NASHVILLE — Michigan administrator H. James Williams was selected Wednesday to be the next president of Fisk University and said he’s prepared to tackle the financial struggles of the historically Black college.

Williams is dean of the Seidman College of Business at Grand Valley State University in Allendale, Mich., and the founder of a consulting practice. He is to begin his duties Feb. 1.

“The Board made an inspired selection,” P. Andrew Patterson, vice chairman of the board of trustees and chairman of the search committee, said in a statement from the university Wednesday night. “Dr. Williams has shown strong leadership, steadfast integrity and creativity in fundraising for scholarships, academic programs and buildings in partnership with corporate leaders, faculty and alumni.”

Williams said he realizes he’s in for a challenge.

“I understand that there have been some financial challenges,” he said Wednesday. “And we know that’s one of the things we have to try to address, and we’ll do that.”

The university recently won a court fight concerning its modern art collection donated by painter Georgia O’Keeffe.

The courts have allowed the school to sell a 50 percent stake in the collection to the Crystal Bridges Museum of American Art in Bentonville.
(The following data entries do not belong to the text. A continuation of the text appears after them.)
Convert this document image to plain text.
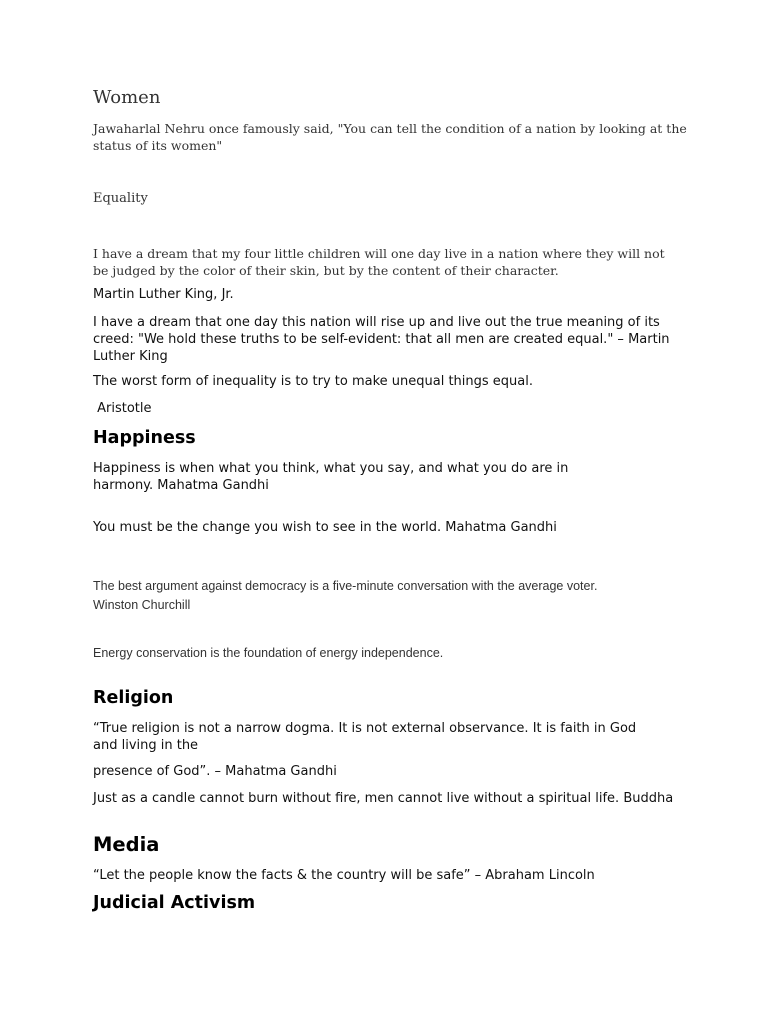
Women

Jawaharlal Nehru once famously said, "You can tell the condition of a nation by looking at the status of its women"

Equality

I have a dream that my four little children will one day live in a nation where they will not be judged by the color of their skin, but by the content of their character.

Martin Luther King, Jr.

I have a dream that one day this nation will rise up and live out the true meaning of its creed: "We hold these truths to be self-evident: that all men are created equal." – Martin Luther King

The worst form of inequality is to try to make unequal things equal.

Aristotle

Happiness

Happiness is when what you think, what you say, and what you do are in harmony. Mahatma Gandhi

You must be the change you wish to see in the world. Mahatma Gandhi

The best argument against democracy is a five-minute conversation with the average voter.

Winston Churchill

Energy conservation is the foundation of energy independence.

Religion

“True religion is not a narrow dogma. It is not external observance. It is faith in God and living in the

presence of God”. – Mahatma Gandhi

Just as a candle cannot burn without fire, men cannot live without a spiritual life. Buddha

Media

“Let the people know the facts & the country will be safe” – Abraham Lincoln

Judicial Activism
Fisk gets $30 million under the arrangement.

Fisk said the 101-piece collection donated by the late painter Georgia O’Keeffe, under the present plan, will be rotated every two years between the school and the museum. The collection will remain at Fisk through fall 2013 and then move to the museum.

Final details of the arrangement were approved by a Nashville judge in August.
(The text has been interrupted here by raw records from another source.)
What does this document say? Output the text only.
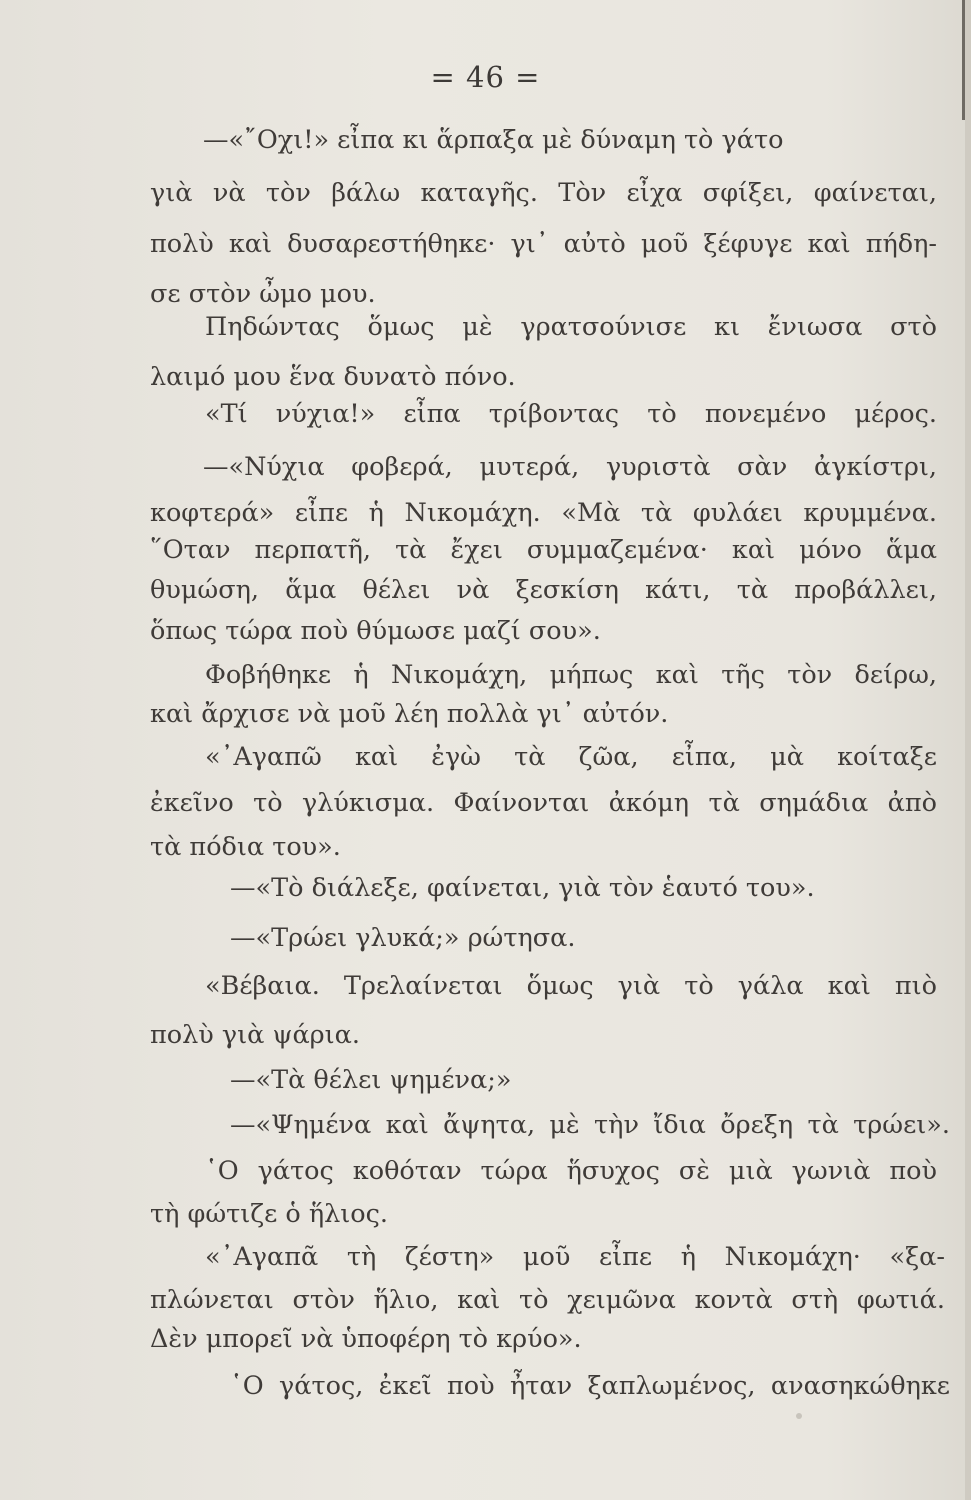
= 46 =
—«῎Οχι!» εἶπα κι ἅρπαξα μὲ δύναμη τὸ γάτο
γιὰ νὰ τὸν βάλω καταγῆς. Τὸν εἶχα σφίξει, φαίνεται,
πολὺ καὶ δυσαρεστήθηκε· γι᾿ αὐτὸ μοῦ ξέφυγε καὶ πήδη-
σε στὸν ὦμο μου.
Πηδώντας ὅμως μὲ γρατσούνισε κι ἔνιωσα στὸ
λαιμό μου ἕνα δυνατὸ πόνο.
«Τί νύχια!» εἶπα τρίβοντας τὸ πονεμένο μέρος.
—«Νύχια φοβερά, μυτερά, γυριστὰ σὰν ἀγκίστρι,
κοφτερά» εἶπε ἡ Νικομάχη. «Μὰ τὰ φυλάει κρυμμένα.
῞Οταν περπατῆ, τὰ ἔχει συμμαζεμένα· καὶ μόνο ἅμα
θυμώση, ἅμα θέλει νὰ ξεσκίση κάτι, τὰ προβάλλει,
ὅπως τώρα ποὺ θύμωσε μαζί σου».
Φοβήθηκε ἡ Νικομάχη, μήπως καὶ τῆς τὸν δείρω,
καὶ ἄρχισε νὰ μοῦ λέη πολλὰ γι᾿ αὐτόν.
«᾿Αγαπῶ καὶ ἐγὼ τὰ ζῶα, εἶπα, μὰ κοίταξε
ἐκεῖνο τὸ γλύκισμα. Φαίνονται ἀκόμη τὰ σημάδια ἀπὸ
τὰ πόδια του».
—«Τὸ διάλεξε, φαίνεται, γιὰ τὸν ἑαυτό του».
—«Τρώει γλυκά;» ρώτησα.
«Βέβαια. Τρελαίνεται ὅμως γιὰ τὸ γάλα καὶ πιὸ
πολὺ γιὰ ψάρια.
—«Τὰ θέλει ψημένα;»
—«Ψημένα καὶ ἄψητα, μὲ τὴν ἴδια ὄρεξη τὰ τρώει».
῾Ο γάτος κοθόταν τώρα ἥσυχος σὲ μιὰ γωνιὰ ποὺ
τὴ φώτιζε ὁ ἥλιος.
«᾿Αγαπᾶ τὴ ζέστη» μοῦ εἶπε ἡ Νικομάχη· «ξα-
πλώνεται στὸν ἥλιο, καὶ τὸ χειμῶνα κοντὰ στὴ φωτιά.
Δὲν μπορεῖ νὰ ὑποφέρη τὸ κρύο».
῾Ο γάτος, ἐκεῖ ποὺ ἦταν ξαπλωμένος, ανασηκώθηκε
O’Keeffe had stipulated that the collection never be sold. A legal battle over the issue lasted more than a decade.

Fisk had said the school might have to close if it didn’t sell the stake to the museum, built by Wal-Mart heiress Alice Walton.
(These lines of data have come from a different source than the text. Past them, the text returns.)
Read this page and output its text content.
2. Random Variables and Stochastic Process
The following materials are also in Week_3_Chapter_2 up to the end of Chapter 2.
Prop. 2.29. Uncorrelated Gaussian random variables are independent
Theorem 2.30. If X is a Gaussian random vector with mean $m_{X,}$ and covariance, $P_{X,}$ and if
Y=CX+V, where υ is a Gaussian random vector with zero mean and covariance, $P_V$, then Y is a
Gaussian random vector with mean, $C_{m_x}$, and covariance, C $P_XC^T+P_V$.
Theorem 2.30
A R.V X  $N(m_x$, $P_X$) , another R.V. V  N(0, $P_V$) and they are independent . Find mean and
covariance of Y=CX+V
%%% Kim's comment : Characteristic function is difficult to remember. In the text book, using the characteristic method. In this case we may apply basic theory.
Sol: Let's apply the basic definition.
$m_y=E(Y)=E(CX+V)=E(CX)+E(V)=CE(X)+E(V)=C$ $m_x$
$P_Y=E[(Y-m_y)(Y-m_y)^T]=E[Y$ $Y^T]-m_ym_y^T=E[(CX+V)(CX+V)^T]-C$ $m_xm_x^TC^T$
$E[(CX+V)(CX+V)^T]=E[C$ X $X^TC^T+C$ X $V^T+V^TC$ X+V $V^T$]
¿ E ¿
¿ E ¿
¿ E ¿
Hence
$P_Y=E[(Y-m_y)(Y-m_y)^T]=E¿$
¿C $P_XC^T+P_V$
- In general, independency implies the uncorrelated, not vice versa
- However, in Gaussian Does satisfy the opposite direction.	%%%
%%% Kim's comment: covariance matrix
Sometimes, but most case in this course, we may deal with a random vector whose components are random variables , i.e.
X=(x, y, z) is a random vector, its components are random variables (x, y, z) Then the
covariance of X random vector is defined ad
Current Fisk President Hazel O’Leary, who was energy secretary in the Clinton administration, had planned to retire Dec. 31 but the university said in its statement Wednesday night she would delay her departure to ensure a smooth transition.

Williams said he will share his plans for Fisk’s future once he gets on campus and talks with its faculty and administrators, but right now is just preparing to transition.

“I’m looking to living in the Nashville community and working with that community to make sure that Fisk can be all that it can be,” he said.

According to the Grand Valley State University website, Williams has worked as a corporate and tax attorney.

He received a bachelor’s degree in accounting from North Carolina Central University, an MBA in accounting at the University of Wisconsin, and a Ph.D. in accounting at the University of Georgia.

He got his law degrees from Georgetown University Law Center.